Moreover, it’d be trivial for browser authors to implement, so for a very low investment there could be a huge return. You can write a basic runtime for a full-featured concatenative language in a few hundred lines of C, and a compiler for it in a few dozen lines of Haskell.



'Ease of implementation' is a very low-ranking, I would almost say irrelevant, factor for the utility or uptake of a programming language. So what if there are only a couple of hundred lines of C, you'd still need tens of thousands at the least to provide a useful standard library.


I tend to think the usefulness of a (standard) library tend to decrease with the size of its interface. Because with more functions, it is harder to learn, harder to find the function you need, and makes programs less accessible because there are so many ways to do the same job.

My bet would be a minimal standard library, based on empirically most useful functionality. I very much doubt you'd need more than a thousand lines to implement that (not counting a possibly crap-load of optimizations).

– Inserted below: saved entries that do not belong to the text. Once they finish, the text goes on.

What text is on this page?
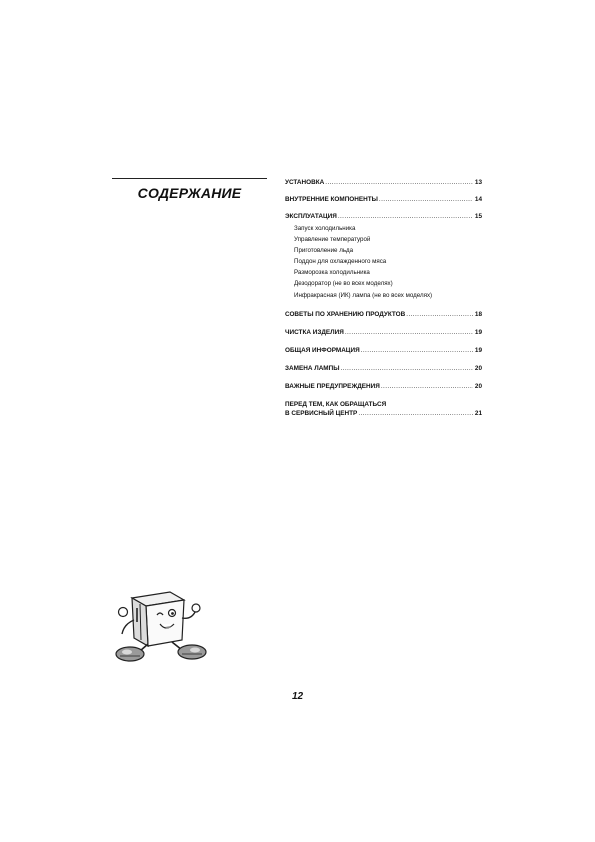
СОДЕРЖАНИЕ
УСТАНОВКА .....	13
ВНУТРЕННИЕ КОМПОНЕНТЫ .....	14
ЭКСПЛУАТАЦИЯ .....	15
Запуск холодильника
Управление температурой
Приготовление льда
Поддон для охлажденного мяса
Разморозка холодильника
Дезодоратор (не во всех моделях)
Инфракрасная (ИК) лампа (не во всех моделях)
СОВЕТЫ ПО ХРАНЕНИЮ ПРОДУКТОВ .....	18
ЧИСТКА ИЗДЕЛИЯ .....	19
ОБЩАЯ ИНФОРМАЦИЯ .....	19
ЗАМЕНА ЛАМПЫ .....	20
ВАЖНЫЕ ПРЕДУПРЕЖДЕНИЯ .....	20
ПЕРЕД ТЕМ, КАК ОБРАЩАТЬСЯ
В СЕРВИСНЫЙ ЦЕНТР .....	21
12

In my experience, what matters more than the size of the interface of the standard library, is its organization. For example, I can't really read Clojure code, mainly because I have no idea what the various functions do. On the other hand, Python has a huge standard library, but usually the name of the function, in the context of the module (as in urllib2.urlopen or json.loads) or the name of the method in the context of the class of the object it belongs to (e.g. [1, 3, 2].sort()) is enough to figure out what the functionality is.

Though I wish I didn't have to type `from datetime import datetime` all the time...


It’s relevant because it’d be much easier to get the major browsers to implement a minimalistic language than another JavaScript. Simpler implementation means fewer security concerns and more time to focus on things that are directly relevant to programmer experience, such as that standard library.